Avonlea also loves to go places and do things by herself. She doesn't like to hold my hand--she likes to walk around by herself and explore things on her own. Today that meant finding her several steps into the kitchen in the Asian restaurant we were in. Thankfully the staff thought it was funny instead of annoying, but I have to keep a closer eye on her now.


She also likes to eat by herself. If I put any food in her mouth, even if it's something she likes, she will spit it into her hand and then put it into her mouth herself. She also takes spoons away from me to put things into her mouth herself. Basically I have to make sure that whatever is in the spoon won't fall out--I really only do avocado--otherwise I spear things with forks for her or mash them into a pouch or let her pick them up with her hands.

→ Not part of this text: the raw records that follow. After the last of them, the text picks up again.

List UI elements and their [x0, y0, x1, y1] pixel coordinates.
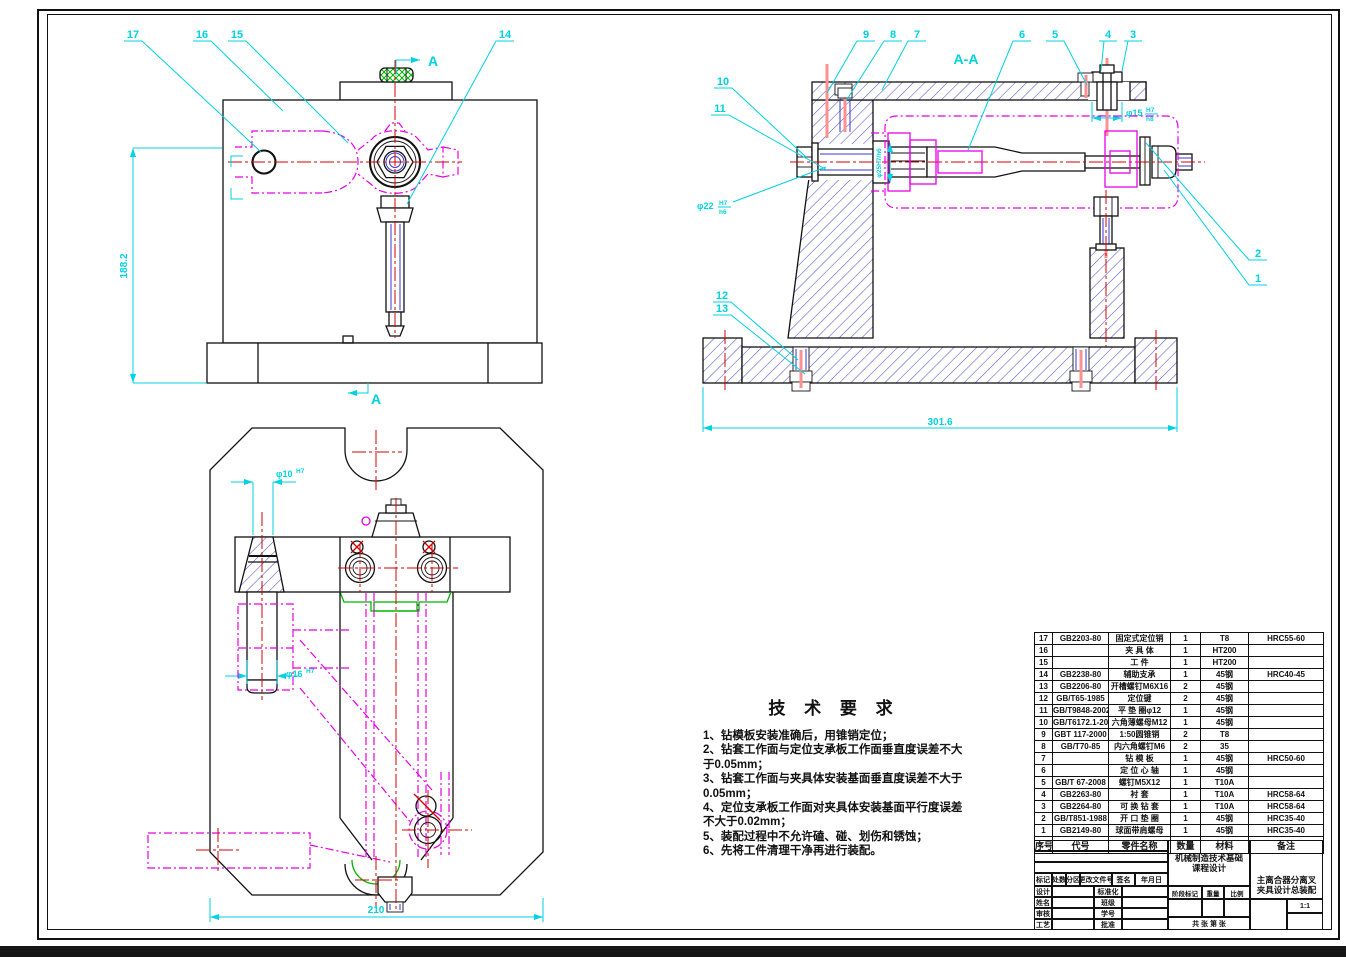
label-stage-mark: 阶段标记	[1168, 886, 1202, 899]
revision-row	[1034, 840, 1168, 851]
section-arrow-bottom: A	[348, 383, 381, 407]
svg-text:12: 12	[716, 290, 728, 302]
bom-row: 17GB2203-80固定式定位销1T8HRC55-60	[1035, 633, 1324, 645]
field-name	[1052, 897, 1094, 908]
tech-req-title: 技 术 要 求	[703, 694, 965, 719]
svg-text:H7: H7	[1146, 107, 1155, 114]
section-view: A-A	[697, 29, 1267, 432]
tech-req-item: 4、定位支承板工作面对夹具体安装基面平行度误差不大于0.02mm；	[703, 801, 965, 830]
course-name: 机械制造技术基础 课程设计	[1168, 840, 1250, 886]
balloon-3: 3	[1122, 29, 1142, 71]
bom-row: 15工 件1HT200	[1035, 657, 1324, 669]
bom-row: 10GB/T6172.1-2000六角薄螺母M12145钢	[1035, 717, 1324, 729]
label-change-doc: 更改文件号	[1080, 873, 1112, 886]
title-block: 标记 处数 分区 更改文件号 签名 年月日 设计 标准化 姓名 班级 审核 学号…	[1034, 840, 1323, 930]
label-date: 年月日	[1135, 873, 1168, 886]
svg-text:7: 7	[914, 29, 920, 41]
svg-text:1: 1	[1255, 273, 1261, 285]
field-process	[1052, 919, 1094, 930]
label-design: 设计	[1034, 886, 1052, 897]
column-left	[788, 100, 873, 338]
tech-req-item: 6、先将工件清理干净再进行装配。	[703, 844, 965, 858]
bom-row: 13GB2206-80开槽螺钉M6X16245钢	[1035, 681, 1324, 693]
svg-text:h6: h6	[719, 209, 727, 216]
dim-base-length: 301.6	[703, 387, 1177, 432]
drawing-title: 主离合器分离叉 夹具设计总装配	[1250, 840, 1323, 899]
front-boss	[340, 82, 452, 100]
bottom-bar	[0, 946, 1346, 957]
field-design	[1052, 886, 1094, 897]
base-front	[207, 343, 542, 383]
label-class: 班级	[1094, 897, 1122, 908]
svg-text:9: 9	[863, 29, 869, 41]
tech-req-list: 1、钻模板安装准确后，用锥销定位；2、钻套工作面与定位支承板工作面垂直度误差不大…	[703, 729, 965, 859]
label-scale: 比例	[1224, 886, 1250, 899]
bom-row: 14GB2238-80辅助支承145钢HRC40-45	[1035, 669, 1324, 681]
field-blank-br	[1250, 899, 1287, 930]
svg-text:5: 5	[1052, 29, 1058, 41]
scale-value: 1:1	[1287, 899, 1323, 913]
tech-req-item: 1、钻模板安装准确后，用锥销定位；	[703, 729, 965, 743]
svg-text:φ22: φ22	[697, 201, 713, 211]
label-approve: 批准	[1094, 919, 1122, 930]
fixture-body-front	[223, 100, 537, 343]
svg-text:H7: H7	[719, 200, 728, 207]
field-approve	[1122, 919, 1168, 930]
technical-requirements: 技 术 要 求 1、钻模板安装准确后，用锥销定位；2、钻套工作面与定位支承板工作…	[703, 694, 965, 859]
svg-text:4: 4	[1105, 29, 1112, 41]
sheet-info: 共 张 第 张	[1168, 917, 1250, 930]
revision-row	[1034, 851, 1168, 862]
bom-row: 12GB/T65-1985定位键245钢	[1035, 693, 1324, 705]
svg-text:φ10: φ10	[276, 469, 292, 479]
bom-row: 2GB/T851-1988开 口 垫 圈145钢HRC35-40	[1035, 813, 1324, 825]
bom-table: 17GB2203-80固定式定位销1T8HRC55-6016夹 具 体1HT20…	[1034, 632, 1324, 854]
svg-text:φ25H7/h6: φ25H7/h6	[876, 148, 883, 178]
field-blank-br2	[1287, 913, 1323, 930]
bom-row: 8GB/T70-85内六角螺钉M6235	[1035, 741, 1324, 753]
svg-text:210: 210	[368, 905, 385, 916]
label-name: 姓名	[1034, 897, 1052, 908]
bom-row: 7钻 模 板145钢HRC50-60	[1035, 753, 1324, 765]
label-zone: 分区	[1066, 873, 1080, 886]
field-check	[1052, 908, 1094, 919]
field-stage-mark	[1168, 899, 1202, 917]
balloon-1: 1	[1164, 170, 1267, 285]
svg-text:14: 14	[499, 29, 512, 41]
bom-row: 4GB2263-80衬 套1T10AHRC58-64	[1035, 789, 1324, 801]
label-signature: 签名	[1112, 873, 1135, 886]
bom-row: 6定 位 心 轴145钢	[1035, 765, 1324, 777]
bom-row: 16夹 具 体1HT200	[1035, 645, 1324, 657]
svg-text:10: 10	[717, 76, 729, 88]
drill-bushing-assembly	[1078, 58, 1146, 136]
svg-text:φ16: φ16	[286, 669, 302, 679]
field-scale-mid	[1224, 899, 1250, 917]
bom-row: 5GB/T 67-2008螺钉M5X121T10A	[1035, 777, 1324, 789]
label-mark: 标记	[1034, 873, 1052, 886]
field-weight	[1202, 899, 1224, 917]
balloon-7: 7	[882, 29, 926, 90]
bom-row: 11GB/T9848-2002平 垫 圈φ12145钢	[1035, 705, 1324, 717]
svg-text:6: 6	[1019, 29, 1025, 41]
field-student-id	[1122, 908, 1168, 919]
label-student-id: 学号	[1094, 908, 1122, 919]
svg-text:15: 15	[231, 29, 243, 41]
tech-req-item: 3、钻套工作面与夹具体安装基面垂直度误差不大于0.05mm；	[703, 772, 965, 801]
svg-text:13: 13	[716, 303, 728, 315]
bom-body: 17GB2203-80固定式定位销1T8HRC55-6016夹 具 体1HT20…	[1035, 633, 1324, 854]
revision-row	[1034, 862, 1168, 873]
front-view: 188.2 A A 17 16 15 14	[119, 29, 542, 407]
label-check: 审核	[1034, 908, 1052, 919]
label-count: 处数	[1052, 873, 1066, 886]
svg-text:h8: h8	[1146, 116, 1154, 123]
svg-text:11: 11	[714, 103, 726, 115]
plan-view: φ10 H7 φ16 H7	[148, 428, 543, 922]
svg-text:3: 3	[1130, 29, 1136, 41]
svg-text:301.6: 301.6	[927, 417, 952, 428]
tech-req-item: 5、装配过程中不允许磕、碰、划伤和锈蚀；	[703, 830, 965, 844]
aux-support-section	[1090, 190, 1124, 350]
dim-plan-width: 210	[210, 898, 543, 922]
svg-text:2: 2	[1255, 248, 1261, 260]
svg-text:A: A	[371, 391, 381, 407]
label-weight: 重量	[1202, 886, 1224, 899]
svg-text:H7: H7	[296, 468, 305, 475]
tech-req-item: 2、钻套工作面与定位支承板工作面垂直度误差不大于0.05mm；	[703, 743, 965, 772]
label-process: 工艺	[1034, 919, 1052, 930]
balloon-11: 11	[711, 103, 827, 170]
bom-row: 3GB2264-80可 换 钻 套1T10AHRC58-64	[1035, 801, 1324, 813]
label-standardization: 标准化	[1094, 886, 1122, 897]
bom-row: 9GBT 117-20001:50圆锥销2T8	[1035, 729, 1324, 741]
svg-text:188.2: 188.2	[119, 253, 130, 278]
bom-row: 1GB2149-80球面带肩螺母145钢HRC35-40	[1035, 825, 1324, 837]
svg-text:16: 16	[196, 29, 208, 41]
field-class	[1122, 897, 1168, 908]
balloon-10: 10	[714, 76, 806, 157]
svg-text:A: A	[428, 53, 438, 69]
drawing-sheet: 188.2 A A 17 16 15 14 A-A	[0, 0, 1346, 957]
field-standardization	[1122, 886, 1168, 897]
svg-text:H7: H7	[306, 668, 315, 675]
svg-text:17: 17	[127, 29, 139, 41]
svg-text:8: 8	[890, 29, 896, 41]
section-view-label: A-A	[954, 51, 979, 67]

She's becoming crazy-obsessed with her stuffed Boo. She already loved Boo--but now, she wants to carry Boo wherever we go, and she is always asking for him. I think I'm going to have to put the kabosh on that--Boo is already a little worse for wear, and he hasn't left her bedroom (except when we traveled to Ohio).


She's also better at playing with her friends. I noticed her sharing with her friend Ava today, and while I know that won't always be the case, it was nice to see her interacting with kids around her own age, since she's been mostly ignoring them up until now.

She is starting to recognize humor. She laughs at videos of herself doing funny things, and at puppets doing silly dances. She also does things to make us laugh. She blows these amazing raspberries that always make us giggle.



I also love watching her figure things out. We have a shape sorter, and she'll try the shapes out in the different openings, trying to see which one it will go in. She'll manipulate the piece in multiple angles now, instead of just trying to force it in a certain hole without moving it around.

Easter was a great example of her burgeoning cognitive abilities. She totally "got" the Easter egg hunt idea!


I love watching her grow. It's to the point now where pictures don't do her justice. My memory card on my phone is filling up much quicker now, because I'm taking videos all the time!